À l’été 2023, Anick Nadeau-Fréchette est tombée au plus bas, atteinte du syndrome de Guillain-Barré et complètement paralysée. Signe qu’il y a toujours de l’espoir, la Sherbrookoise de 21 ans s’apprête trois ans plus tard à entamer un défi majeur de 900 km de course à relais en équipe entre Drummondville et Gaspé.
C’est pour sensibiliser la population à l’importance des dons de plasma, qui lui ont littéralement sauvé la vie, qu’elle s’élancera avec six autres coureurs, à raison de 43 km chacun par jour, de vendredi à lundi.
Bonne coureuse depuis ses 15 ans, la jeune dame qui carbure aux défis a dû revenir de loin, très loin.
Au retour d’une banale course à l’été de ses 18 ans, elle ne se sentait pas dans son assiette. Au cours de la nuit suivante, saisie de douleurs insupportables, elle a fini par recevoir le diagnostic médical.
Le syndrome de Guillain-Barré est une maladie rare qui fait en sorte que le système immunitaire attaque les nerfs périphériques et provoque une importante faiblesse musculaire.
Résultat : Anick Nadeau-Fréchette s’est retrouvée paralysée de la tête aux pieds et même plongée pendant quelques jours dans un coma artificiel.
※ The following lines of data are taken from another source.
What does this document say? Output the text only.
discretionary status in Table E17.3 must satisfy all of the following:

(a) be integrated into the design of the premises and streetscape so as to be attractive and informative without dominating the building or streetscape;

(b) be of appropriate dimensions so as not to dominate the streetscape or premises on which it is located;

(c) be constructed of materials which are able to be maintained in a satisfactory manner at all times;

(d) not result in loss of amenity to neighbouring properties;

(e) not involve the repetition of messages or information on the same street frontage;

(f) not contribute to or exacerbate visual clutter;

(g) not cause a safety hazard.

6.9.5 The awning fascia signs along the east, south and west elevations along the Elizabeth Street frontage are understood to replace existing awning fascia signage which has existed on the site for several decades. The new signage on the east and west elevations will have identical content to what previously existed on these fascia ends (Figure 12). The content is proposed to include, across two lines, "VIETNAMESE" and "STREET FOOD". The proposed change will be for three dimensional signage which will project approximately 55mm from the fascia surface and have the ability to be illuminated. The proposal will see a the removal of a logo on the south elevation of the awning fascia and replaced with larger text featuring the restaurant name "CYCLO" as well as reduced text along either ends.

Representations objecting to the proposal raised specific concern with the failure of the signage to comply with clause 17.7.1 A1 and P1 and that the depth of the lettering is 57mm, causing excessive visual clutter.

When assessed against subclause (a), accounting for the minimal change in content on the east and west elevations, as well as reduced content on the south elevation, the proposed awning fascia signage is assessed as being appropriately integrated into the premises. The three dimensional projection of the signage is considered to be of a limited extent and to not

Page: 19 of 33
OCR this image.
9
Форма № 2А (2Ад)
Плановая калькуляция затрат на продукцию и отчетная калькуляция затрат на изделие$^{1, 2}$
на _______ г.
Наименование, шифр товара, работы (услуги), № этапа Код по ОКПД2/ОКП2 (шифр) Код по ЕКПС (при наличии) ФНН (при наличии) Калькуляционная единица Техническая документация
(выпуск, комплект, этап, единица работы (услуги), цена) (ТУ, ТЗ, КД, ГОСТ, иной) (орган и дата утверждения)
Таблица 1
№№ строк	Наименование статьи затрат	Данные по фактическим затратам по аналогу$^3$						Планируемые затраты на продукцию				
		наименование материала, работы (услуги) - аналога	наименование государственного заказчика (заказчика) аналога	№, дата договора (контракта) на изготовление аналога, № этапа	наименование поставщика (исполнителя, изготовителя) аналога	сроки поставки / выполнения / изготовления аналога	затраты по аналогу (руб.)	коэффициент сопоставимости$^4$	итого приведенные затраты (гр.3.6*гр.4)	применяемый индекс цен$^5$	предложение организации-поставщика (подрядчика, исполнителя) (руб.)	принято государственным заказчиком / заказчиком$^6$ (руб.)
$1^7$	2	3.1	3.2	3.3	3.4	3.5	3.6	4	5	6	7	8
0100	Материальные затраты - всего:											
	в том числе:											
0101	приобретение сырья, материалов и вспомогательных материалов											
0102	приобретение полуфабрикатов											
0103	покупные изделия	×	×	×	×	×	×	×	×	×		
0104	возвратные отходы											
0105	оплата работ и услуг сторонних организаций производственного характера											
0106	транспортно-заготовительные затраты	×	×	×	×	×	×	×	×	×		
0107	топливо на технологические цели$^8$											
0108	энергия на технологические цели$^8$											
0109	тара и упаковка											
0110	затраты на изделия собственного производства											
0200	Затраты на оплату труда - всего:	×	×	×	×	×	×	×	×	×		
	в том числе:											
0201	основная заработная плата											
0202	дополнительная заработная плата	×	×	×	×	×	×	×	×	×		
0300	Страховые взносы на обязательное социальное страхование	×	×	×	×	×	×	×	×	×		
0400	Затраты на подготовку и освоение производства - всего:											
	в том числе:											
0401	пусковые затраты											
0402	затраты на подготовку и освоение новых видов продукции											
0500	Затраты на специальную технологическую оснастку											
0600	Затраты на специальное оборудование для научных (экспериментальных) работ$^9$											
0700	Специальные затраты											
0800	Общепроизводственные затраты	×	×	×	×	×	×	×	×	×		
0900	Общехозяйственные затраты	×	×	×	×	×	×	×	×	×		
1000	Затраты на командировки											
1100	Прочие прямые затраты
Elle a été hospitalisée pendant sept semaines.
« Mon état était très instable. Tu ne peux pas réapprendre à marcher du jour au lendemain. Les médecins estimaient que je pourrais remarcher dans deux ans », raconte celle qui relèvera pourtant un grand défi sportif.
Une promesse tenue
Pendant cette longue hospitalisation, suivie de trois semaines de réhabilitation, Anick Nadeau-Fréchette s’est fait une promesse. Si elle parvenait à un jour à se sortir de cette épreuve, elle allait courir des marathons.
En octobre 2023, elle s’était même juré de s’attaquer au marathon de Granby.
« Mais ce n’était pas vraiment possible, j’étais encore en marchette ! », rigole-t-elle, avec du recul, pour exprimer à quel point elle partait de loin.
C’est finalement huit mois plus tard qu’elle a tenu sa promesse en complétant le marathon de Drummondville. Depuis, elle compte six marathons, deux ultramarathons et deux Ironman à son palmarès.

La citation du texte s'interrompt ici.